Le dérèglement climatique frappe notre planète depuis maintenant plusieurs décennies, un phénomène qui serait essentiellement dû aux activités humaines. C’est ce que rappelait le dernier rapport du GIEC. Une réalité néanmoins contestée notamment par climato-sceptiques qui remettent en cause la responsabilité humaine vis-à-vis de ce phénomène. Néanmoins, afin de mettre en quelque sorte fin au débat une équipe de l’université Cornell à chercher à quantifier le consensus scientifique autour de cette question.
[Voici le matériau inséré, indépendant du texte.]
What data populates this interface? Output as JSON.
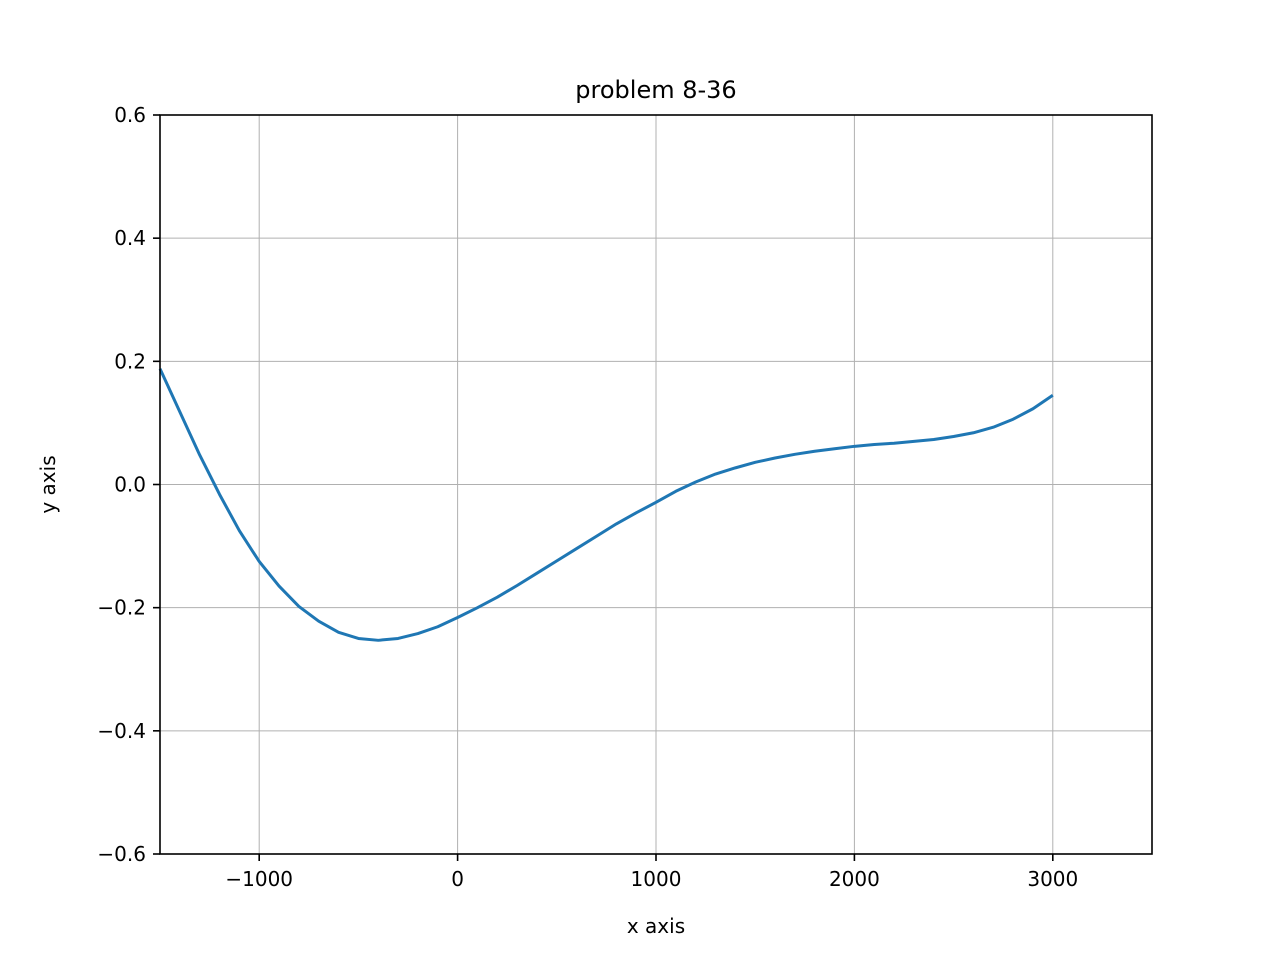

Il en conclut que 99,99% des études scientifiques sont d’accord sur le fait que les émissions de gaz à effet de serre produites par les humains sont à l’origine du réchauffement climatique.
LA CONNEXION ENTRE LES ACTIVITÉS HUMAINE DÉRÈGLEMENT EST ÉTABLIE
Pour aboutir à ce pourcentage sans appel de 99,99%, les chercheurs ont analysé 3 000 études publiées dans des revues scientifiques. Ces études ont été choisies par randomisation, ce qui signifie qu’elles ont été tirées au sort conformément à la méthode scientifique afin de garantir l’absence de tout biais de sélection. De manière plus précise, les scientifiques ont effectué cette randomisation sur un total de 88 125 papiers publiés depuis 2012 et évoquant le climat. Ils ont ensuite utilisé un algorithme pour évaluer l’intégralité des 88 125 papiers climatiques publiés depuis 2012, afin de confirmer le consensus scientifique autour de cette question. Le constat est éloquent sur 88 215 papiers seulement 28 ne désigne pas l’humain comme responsable du dérèglement climatique. Par conséquent, cette étude permet d’attester sans le moindre doute qu’il y a un consensus scientifique sur l’origine humaine du dérèglement climatique qui est lié aux émissions de gaz à effet de serre produites par l’homme.